Apologist: Prof's 'devotion' evidence race has become an idol

Monday, April 12, 2021
 | 
Steve Jordahl (OneNewsNow.com)

'Weary Black Woman' devotionA progressive professor at a university founded by Baptists has penned what she calls a "devotional" in which she prays to God to help her "hate" white people.

Chanequa Walker-Barnes, Ph.D. is a professor of practical theology at Georgia's Mercer University, which was founded by Baptists almost two centuries ago but has since grown secular roots. The professor contributed to a devotional book called "A Rhythm of Prayer." The book contains her "Prayer of a Weary Black Woman," which starts with the lines:

"Dear God, please help me to hate white people. Or at least to want to hate them."

It continues:

"At least, I want to stop caring about them, individually and collectively. I want to stop caring about their misguided, racist souls, to stop believing that they can be better, that they can stop being racist."

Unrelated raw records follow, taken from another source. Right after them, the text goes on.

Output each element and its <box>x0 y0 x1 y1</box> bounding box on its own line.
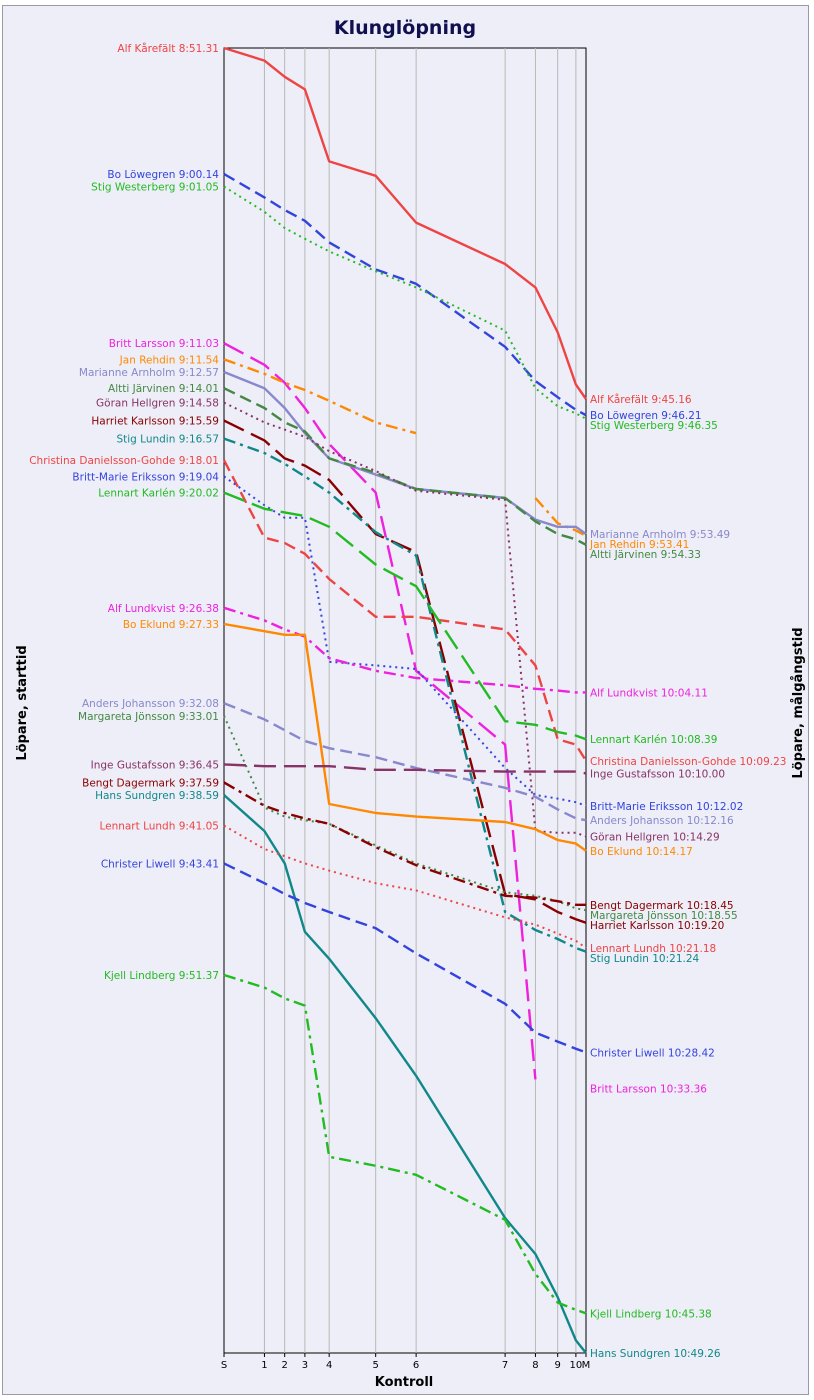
y-axis-label-left: Löpare, starttid <box>15 645 30 760</box>
start-label-hans-sundgren: Hans Sundgren 9:38.59 <box>95 790 219 802</box>
x-tick-label: 8 <box>532 1360 538 1371</box>
finish-label-stig-westerberg: Stig Westerberg 9:46.35 <box>590 420 718 432</box>
series-line-stig-lundin <box>223 437 587 953</box>
start-label-stig-lundin: Stig Lundin 9:16.57 <box>116 434 219 446</box>
finish-label-alf-karefalt: Alf Kårefält 9:45.16 <box>590 393 692 406</box>
finish-label-altti-jarvinen: Altti Järvinen 9:54.33 <box>590 549 701 561</box>
start-label-goran-hellgren: Göran Hellgren 9:14.58 <box>96 398 219 410</box>
finish-label-jan-rehdin: Jan Rehdin 9:53.41 <box>589 539 689 551</box>
finish-label-lennart-karlen: Lennart Karlén 10:08.39 <box>590 734 717 746</box>
series-lines <box>223 46 587 1354</box>
series-line-alf-lundkvist <box>223 606 586 694</box>
finish-label-margareta-jonsson: Margareta Jönsson 10:18.55 <box>590 910 738 922</box>
series-line-bo-eklund <box>223 622 587 852</box>
start-label-christina-danielsson-gohde: Christina Danielsson-Gohde 9:18.01 <box>29 455 219 467</box>
finish-label-britt-larsson: Britt Larsson 10:33.36 <box>590 1083 707 1095</box>
finish-label-kjell-lindberg: Kjell Lindberg 10:45.38 <box>590 1308 712 1320</box>
start-label-alf-karefalt: Alf Kårefält 8:51.31 <box>117 42 219 55</box>
grid-lines <box>263 48 577 1353</box>
series-line-anders-johansson <box>223 702 587 822</box>
series-line-alf-karefalt <box>223 46 587 400</box>
start-label-stig-westerberg: Stig Westerberg 9:01.05 <box>91 182 219 194</box>
x-tick-label: 4 <box>326 1360 332 1371</box>
start-label-anders-johansson: Anders Johansson 9:32.08 <box>82 698 219 710</box>
start-label-jan-rehdin: Jan Rehdin 9:11.54 <box>119 354 220 366</box>
start-label-lennart-lundh: Lennart Lundh 9:41.05 <box>99 821 219 833</box>
start-label-margareta-jonsson: Margareta Jönsson 9:33.01 <box>78 711 219 723</box>
series-line-bengt-dagermark <box>223 781 586 906</box>
x-tick-label: 3 <box>302 1360 308 1371</box>
finish-label-goran-hellgren: Göran Hellgren 10:14.29 <box>590 831 720 843</box>
start-label-inge-gustafsson: Inge Gustafsson 9:36.45 <box>91 759 219 771</box>
start-label-britt-marie-eriksson: Britt-Marie Eriksson 9:19.04 <box>72 471 219 483</box>
finish-label-harriet-karlsson: Harriet Karlsson 10:19.20 <box>590 920 724 932</box>
x-tick-label: 10 <box>570 1360 583 1371</box>
x-tick-label: 2 <box>281 1360 287 1371</box>
finish-label-christina-danielsson-gohde: Christina Danielsson-Gohde 10:09.23 <box>590 756 786 768</box>
start-label-christer-liwell: Christer Liwell 9:43.41 <box>101 858 219 870</box>
series-line-bo-lowegren <box>223 172 587 417</box>
x-tick-label: 5 <box>372 1360 378 1371</box>
x-axis-label: Kontroll <box>375 1375 434 1390</box>
finish-label-christer-liwell: Christer Liwell 10:28.42 <box>590 1047 715 1059</box>
finish-label-alf-lundkvist: Alf Lundkvist 10:04.11 <box>590 687 708 699</box>
series-line-britt-marie-eriksson <box>223 475 587 807</box>
finish-label-inge-gustafsson: Inge Gustafsson 10:10.00 <box>590 768 725 780</box>
x-tick-label: 7 <box>502 1360 508 1371</box>
finish-label-lennart-lundh: Lennart Lundh 10:21.18 <box>590 943 716 955</box>
start-label-kjell-lindberg: Kjell Lindberg 9:51.37 <box>104 970 219 982</box>
finish-label-bo-eklund: Bo Eklund 10:14.17 <box>590 846 693 858</box>
start-label-bo-lowegren: Bo Löwegren 9:00.14 <box>107 169 219 181</box>
series-line-lennart-karlen <box>223 491 587 741</box>
start-label-marianne-arnholm: Marianne Arnholm 9:12.57 <box>79 367 219 379</box>
series-line-altti-jarvinen <box>223 387 587 546</box>
series-line-inge-gustafsson <box>223 763 587 775</box>
plot-area <box>223 47 587 1354</box>
x-tick-label: M <box>582 1360 591 1371</box>
series-line-kjell-lindberg <box>223 973 587 1315</box>
finish-label-bengt-dagermark: Bengt Dagermark 10:18.45 <box>590 900 734 912</box>
finish-label-stig-lundin: Stig Lundin 10:21.24 <box>590 953 700 965</box>
start-label-bengt-dagermark: Bengt Dagermark 9:37.59 <box>82 777 219 789</box>
start-label-britt-larsson: Britt Larsson 9:11.03 <box>109 338 219 350</box>
start-label-harriet-karlsson: Harriet Karlsson 9:15.59 <box>91 416 219 428</box>
y-axis-label-right: Löpare, målgångstid <box>791 627 806 778</box>
finish-label-britt-marie-eriksson: Britt-Marie Eriksson 10:12.02 <box>590 801 743 813</box>
finish-label-marianne-arnholm: Marianne Arnholm 9:53.49 <box>590 529 730 541</box>
start-label-alf-lundkvist: Alf Lundkvist 9:26.38 <box>108 603 219 615</box>
x-tick-label: 9 <box>554 1360 560 1371</box>
x-tick-label: 6 <box>413 1360 419 1371</box>
start-label-altti-jarvinen: Altti Järvinen 9:14.01 <box>108 383 219 395</box>
start-label-bo-eklund: Bo Eklund 9:27.33 <box>123 619 219 631</box>
series-line-margareta-jonsson <box>223 715 587 912</box>
series-line-lennart-lundh <box>223 824 587 949</box>
finish-label-hans-sundgren: Hans Sundgren 10:49.26 <box>590 1348 721 1360</box>
x-tick-label: 1 <box>261 1360 267 1371</box>
x-tick-labels: S 1 2 3 4 5 6 7 8 9 10 M <box>221 1353 591 1371</box>
x-tick-label: S <box>221 1360 227 1371</box>
start-label-lennart-karlen: Lennart Karlén 9:20.02 <box>98 488 219 500</box>
finish-label-anders-johansson: Anders Johansson 10:12.16 <box>590 815 734 827</box>
chart-title: Klunglöpning <box>334 17 476 39</box>
series-line-christer-liwell <box>223 862 587 1054</box>
finish-label-bo-lowegren: Bo Löwegren 9:46.21 <box>590 410 702 422</box>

(Click on image above for larger version)

In the devotion, Walker-Barnes cites as heroic the hatred of Jonah toward the Ninevites and the indifference of Lot toward Sodom. And to be clear, Walker-Barnes doesn't request help in hating all white people – but only the "nice ones." Her special condemnation goes toward the "Fox News-loving, Trump-supporting voters."

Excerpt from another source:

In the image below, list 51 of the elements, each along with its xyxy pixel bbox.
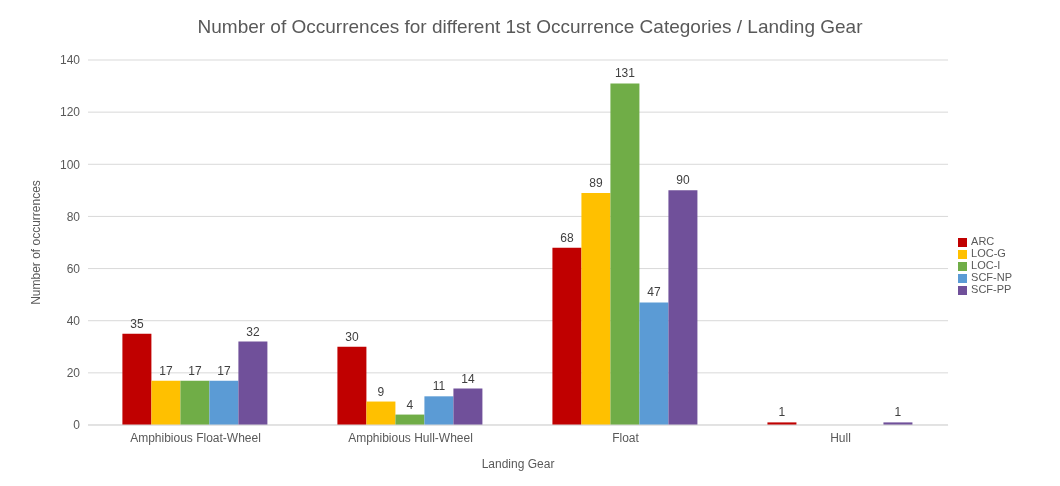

Dr. Alex McFarland, a Christian apologist, contends that Mercer needs to do some soul-searching.

McFarland

"Mercer was founded by the Baptists in 1833, and if they have one thread, one shred of common sense and fidelity to God's Word, this 'professor' – quote, unquote – should be fired," he tells One News Now.

"Notice it doesn't say 'hate racist white people' – although that in itself would be bad," McFarland continues, "because if you're a follower of the true and living God, you can't hate anybody."

The professor's prayer, argues the author and apologist, is the logical extension of Critical Race Theory.

"Race has become an idol to many black Americans," he states. "[Many of them promote] the idea that every white person is a racist, [and argue] I'm due all these special rights, and I'm a victim and let's slash and burn America. [These attitudes about] race and wokeness and social justice – even for some Christian blacks – has become an idol."

According to her website, Walker-Barnes is an "ecumenical minister whose work focuses upon healing the legacies of racial and gender oppression" – and whose faith "has been shaped by Methodist, Baptist, and evangelical social justice communities as well as by Buddhism and Islam."

One News Now reached out to both Mercer University and Dr. Walker-Barnes but did not hear back.